In July, Dassault Systèmes and Boeing announced an important extension of our partnership: Boeing will deploy the 3DEXPERIENCE platform to deepen its end-to-end digital collaboration, design, engineering, analysis, manufacturing planning and shop floor execution capabilities. In other words, the 3DEXPERIENCE platform will support Boeing’s digital transformation.
Our Executive Vice President and Chief Strategy Officer, Monica Menghini, recently wrote a paper that asks what insights can we glean from the Boeing decision, and what impact that choice will have on manufacturers in all industries. Read below (or click here) to discover her position about how innovative businesses will create value in the future.
VALUE CHAIN
Every business today functions in two worlds: a physical and a virtual world. Executives must pay attention to how their companies create value in both.
By understanding the differences and the interplay between the value-creation processes of the physical world and those of the virtual one, managers can clearly and holistically see the strategic issues facing their organizations.
Managing two interacting, value-adding processes in the two mutually dependent realms poses new challenges. Academics and managers have long described the process of creating value in the physical world, often referring to the stages involved as links in a chain. A supply chain, for example, is the management of supply chain activities and covers everything from product development and sourcing to production and logistics.
A value chain is a model that describes a series of value-adding activities connecting a company’s supply side (raw materials, inbound logistics and production processes) with its demand side (outbound logistics, marketing and sales).
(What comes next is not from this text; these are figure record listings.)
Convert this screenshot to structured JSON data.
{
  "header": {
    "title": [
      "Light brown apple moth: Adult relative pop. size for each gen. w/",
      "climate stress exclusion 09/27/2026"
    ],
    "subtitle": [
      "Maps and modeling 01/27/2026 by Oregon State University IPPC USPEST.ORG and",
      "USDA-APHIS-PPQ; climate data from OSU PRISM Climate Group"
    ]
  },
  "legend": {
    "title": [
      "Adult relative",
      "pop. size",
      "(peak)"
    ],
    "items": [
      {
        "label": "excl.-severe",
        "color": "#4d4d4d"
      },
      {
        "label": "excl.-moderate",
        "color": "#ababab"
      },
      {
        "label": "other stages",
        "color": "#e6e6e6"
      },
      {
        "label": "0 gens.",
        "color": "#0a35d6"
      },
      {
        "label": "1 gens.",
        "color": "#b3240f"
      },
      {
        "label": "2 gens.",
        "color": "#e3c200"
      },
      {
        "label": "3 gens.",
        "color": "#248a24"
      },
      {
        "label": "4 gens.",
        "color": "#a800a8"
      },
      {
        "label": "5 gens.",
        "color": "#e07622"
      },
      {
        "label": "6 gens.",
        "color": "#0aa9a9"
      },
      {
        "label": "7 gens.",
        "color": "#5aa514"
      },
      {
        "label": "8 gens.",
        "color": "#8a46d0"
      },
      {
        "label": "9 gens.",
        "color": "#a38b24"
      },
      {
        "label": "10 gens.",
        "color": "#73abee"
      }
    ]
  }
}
It tracks two parallel flows: the transformation, movement and storage of goods and materials; and the information shared among the various supply chain partners to coordinate long-term plans and control the daily flow of goods and materials up and down the supply chain.
But the value chain model treats data as a supporting element of the value-adding activity or process, NOT as a source of value itself. However, the use of data must create value.
When the value-adding steps are established in the virtual realm first, the entire value chain can be modeled and optimized before running in the real world steps. In addition, the parallel exchange of data between the virtual and real value-adding steps enables managers to continuously measure and control business processes to perform each step at maximum potential for topline growth.
VALUE NETWORK
A value delivery network is a part of the supply chain of a company and includes all its direct participants involved in production, distribution, marketing, customer service, etc. for a given geographical area. The links in a value network represent people (or roles).
The concept of value network is at the heart of the manufacturing in the age of experience. Industry no longer works in a ‘between four walls supply chain system’, but is capable of dynamically managing its production chain.
Digitally, this means manufacturers have access to not just their own preselected suppliers online, but also can reach in and out of an extended ecosystem that is dynamically proposed by a B2B, online marketplace of industrial services.
This is the case of the 3DEXPERIENCE Marketplace, where Dassault Systèmes’ provides ‘enterprise services’, i.e., the client has its own private cloud from which it manages orders, procurement, regulation, and payments to its pre-selected suppliers, and also ‘community services’, i.e., the client has the ability to dynamically reach out to other suppliers on the public cloud, negotiate competitive bids or time delivery, and either use them once or select them to become a permanent supplier and incorporate them into its own private cloud system.
VALUE CREATION
When a business moves to the 3DEXPERIENCE platform, managers can access data generated in the course of traditional operating activities. That data helps them see their physical value chain as an integrated system rather than a set of separate-but-related activities.
In this way, they can gain new insights into managing the value chain as a whole and to model it as they go, transforming a value-adding chain into a value-creation chain. The outcome is significantly higher than the sum of the incremental parts.
We are at another turning point of the industrial era. The physical value chain gets modeled virtually first, and then operated and optimized via the parallel virtual chain. This is value creation as-you-go, where not only engineering disciplines, but also the entire extended enterprise, contributes to creating value for topline results.
Value creation is a hallmark of Business in the Age of Experience. And, as it has before, Boeing is once again leading the way.